Sometimes critics are a little harder on fluffy romantic comedies than the films’ modest aspirations deserve. Sure there are those rare masterpieces of the genre, your When Harry Met Sallys, Four Weddings and a Funerals, and Jerry McGuires, that permanently raise reviewers’ expectations. But that’s not to say that the occasional How to Lose a Guy in 10 Days or, in this case, Failure to Launch, doesn’t also serve its purpose.
And we all know what that purpose is: to give women a charming little affaire d'amour wrapped up in a pretty package of lovely clothes, lovely scenery and a lovely man.
Matthew McConaughey, Sarah Jessica Parker, and company meet this need amiably if not brilliantly.
McConaughey plays Tripp, a handsome, thirty-something bachelor who’s living in the lap of luxury. Unfortunately, that lap is his mother Sue’s (Kathy Bates). She not only does his laundry, cooks his breakfast, and makes his bed, she also packs him snacks and lets him have his run of the second floor. His father, Al (Terry Bradshaw), is less amenable to his aging son’s presence, though in true modern-parenting style, he’s too passive to tell him so.
Desperate to pass the difficult task of ejecting their arrested adolescent from the nest on to someone else, Sue and Al hire Paula (Parker), a successful businesswoman who's cornered the market on a very specific niche — she seduces the sons of baby-boomers and gets the boy-men to move out of the house.
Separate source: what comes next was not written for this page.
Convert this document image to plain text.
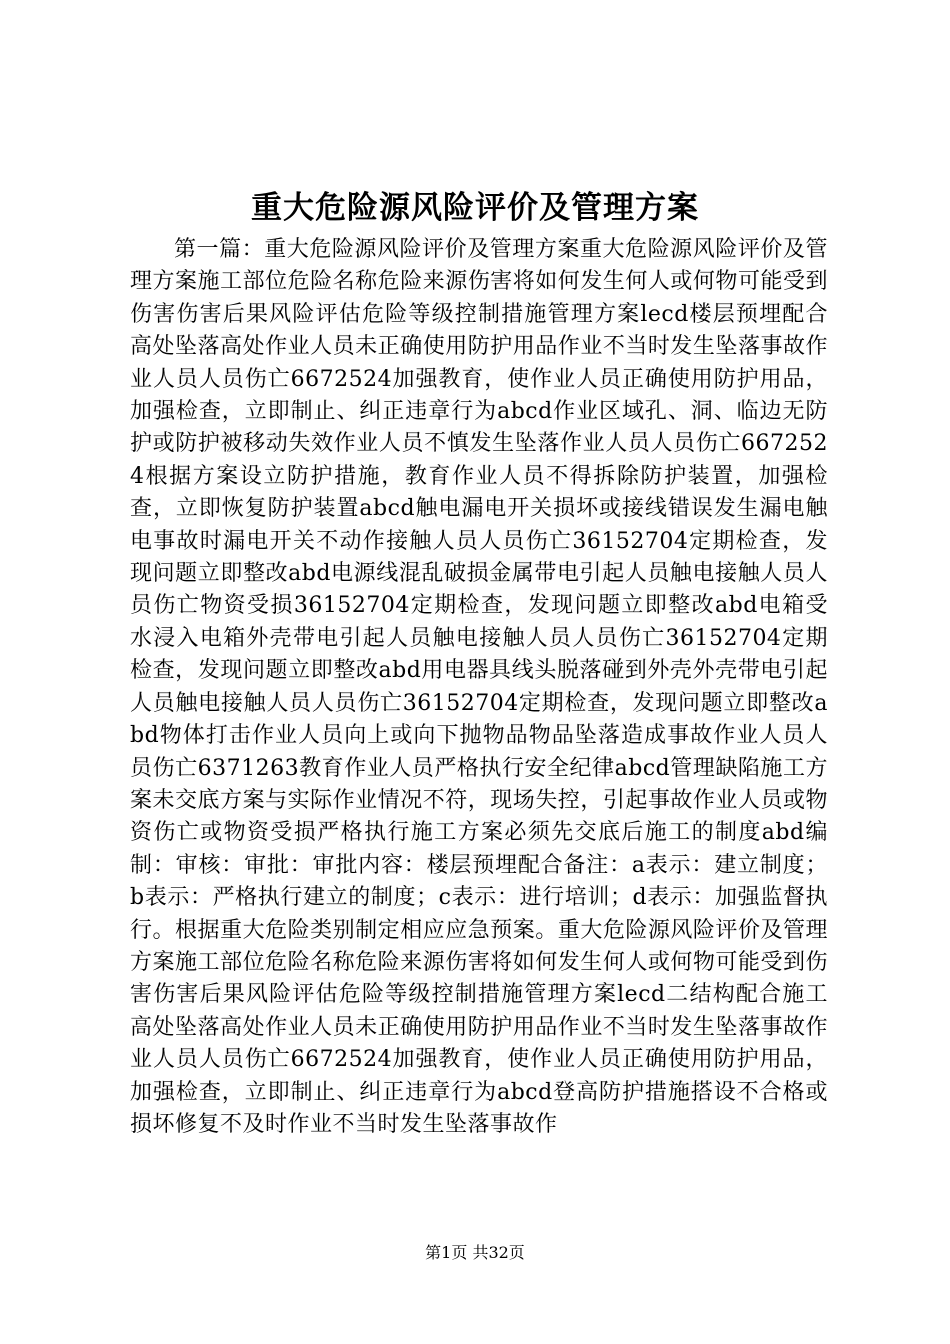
重大危险源风险评价及管理方案

第一篇：重大危险源风险评价及管理方案重大危险源风险评价及管理方案施工部位危险名称危险来源伤害将如何发生何人或何物可能受到伤害伤害后果风险评估危险等级控制措施管理方案lecd楼层预埋配合高处坠落高处作业人员未正确使用防护用品作业不当时发生坠落事故作业人员人员伤亡6672524加强教育，使作业人员正确使用防护用品，加强检查，立即制止、纠正违章行为abcd作业区域孔、洞、临边无防护或防护被移动失效作业人员不慎发生坠落作业人员人员伤亡6672524根据方案设立防护措施，教育作业人员不得拆除防护装置，加强检查，立即恢复防护装置abcd触电漏电开关损坏或接线错误发生漏电触电事故时漏电开关不动作接触人员人员伤亡36152704定期检查，发现问题立即整改abd电源线混乱破损金属带电引起人员触电接触人员人员伤亡物资受损36152704定期检查，发现问题立即整改abd电箱受水浸入电箱外壳带电引起人员触电接触人员人员伤亡36152704定期检查，发现问题立即整改abd用电器具线头脱落碰到外壳外壳带电引起人员触电接触人员人员伤亡36152704定期检查，发现问题立即整改abd物体打击作业人员向上或向下抛物品物品坠落造成事故作业人员人员伤亡6371263教育作业人员严格执行安全纪律abcd管理缺陷施工方案未交底方案与实际作业情况不符，现场失控，引起事故作业人员或物资伤亡或物资受损严格执行施工方案必须先交底后施工的制度abd编制：审核：审批：审批内容：楼层预埋配合备注：a表示：建立制度；b表示：严格执行建立的制度；c表示：进行培训；d表示：加强监督执行。根据重大危险类别制定相应应急预案。重大危险源风险评价及管理方案施工部位危险名称危险来源伤害将如何发生何人或何物可能受到伤害伤害后果风险评估危险等级控制措施管理方案lecd二结构配合施工高处坠落高处作业人员未正确使用防护用品作业不当时发生坠落事故作业人员人员伤亡6672524加强教育，使作业人员正确使用防护用品，加强检查，立即制止、纠正违章行为abcd登高防护措施搭设不合格或损坏修复不及时作业不当时发生坠落事故作

第1页 共32页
Though Paula’s promise that she can get any son to fall for her may seem a bit far-fetched, her method for achieving this feat is actually the movie’s most authentic element. Says Paula to Sue and Al, "I look nice; I find out what he likes; then I pretend to like it, too." (My married friends and I have deliberated, and we concur that, yes, it really is that simple.)
While Parker feels perfect in her role, charming as he is, McConaughey doesn’t fully inhabit his. He’s too confident, too tan. His teeth are too white. His absolute self-assurance rings false in the given circumstances.
On the other hand, it’s nice to see a real, athletic, predatory man up on the screen again and not some stammering Gen-X encyclopedia of pop-culture (I’m looking at you, John Cusack) or some awkward, stammering, ball of apologies (every English lead we’ve seen in the last 15 years).
McConaughey may not be Cary Grant, but he’s apparently the best we’ve got these days when it comes to rugged romantic leads, and beggars can’t be choosers (remember watching the effeminate Ralph Fiennes try to seduce Jennifer Lopez in Maid in Manhattan
Besides, the fault for this sense of dislocation doesn’t lie entirely with McConaughey. It also lies with the screenwriters who were unwilling to commit to their timely set-up. Rather than allowing McConaughey’s character to revel in slacker glory, they provide him a maudlin excuse for his inability to grow up. Every moment the film focuses on it, it undercuts the setup’s inherent comedy. Worse, it still doesn’t go far enough in explaining why Tripp’s content to remain in such a humiliating and limiting circumstance.
But just when the improbability that a catch like Tripp would still live at home threatens to make the entire premise fold, the film cuts to its ace-in-the-hole, Zooey Deschanel.
In both good movies (Elf) and bad movies (Hitchhiker’s Guide to the Galaxy) Deschanel’s unique mix of deadpan sarcasm and lilting innocence elevate her surroundings. Here, she even makes the tired shtick of prickly female stereotype suddenly pouncing on and ravishing geeky male stereotype amusing.
Yes, Failure to Launch retreads some old ground (as all romantic comedies must, by nature). Both people are harboring secrets that jeopardize their newfound attraction. Both have wacky friends who mirror their own courtship, but in much more outlandish ways. But it also takes us on a few detours that present refreshing insight into modern problems. And despite the silliness of the odds, we still cheer when Tripp and Paula overcome them.
Another critic complained that Failure to Launch asks us to suspend too much disbelief for the sake of art. That’s the problem with the high-minded perspective on such movies. They’re not art. They’re just fun.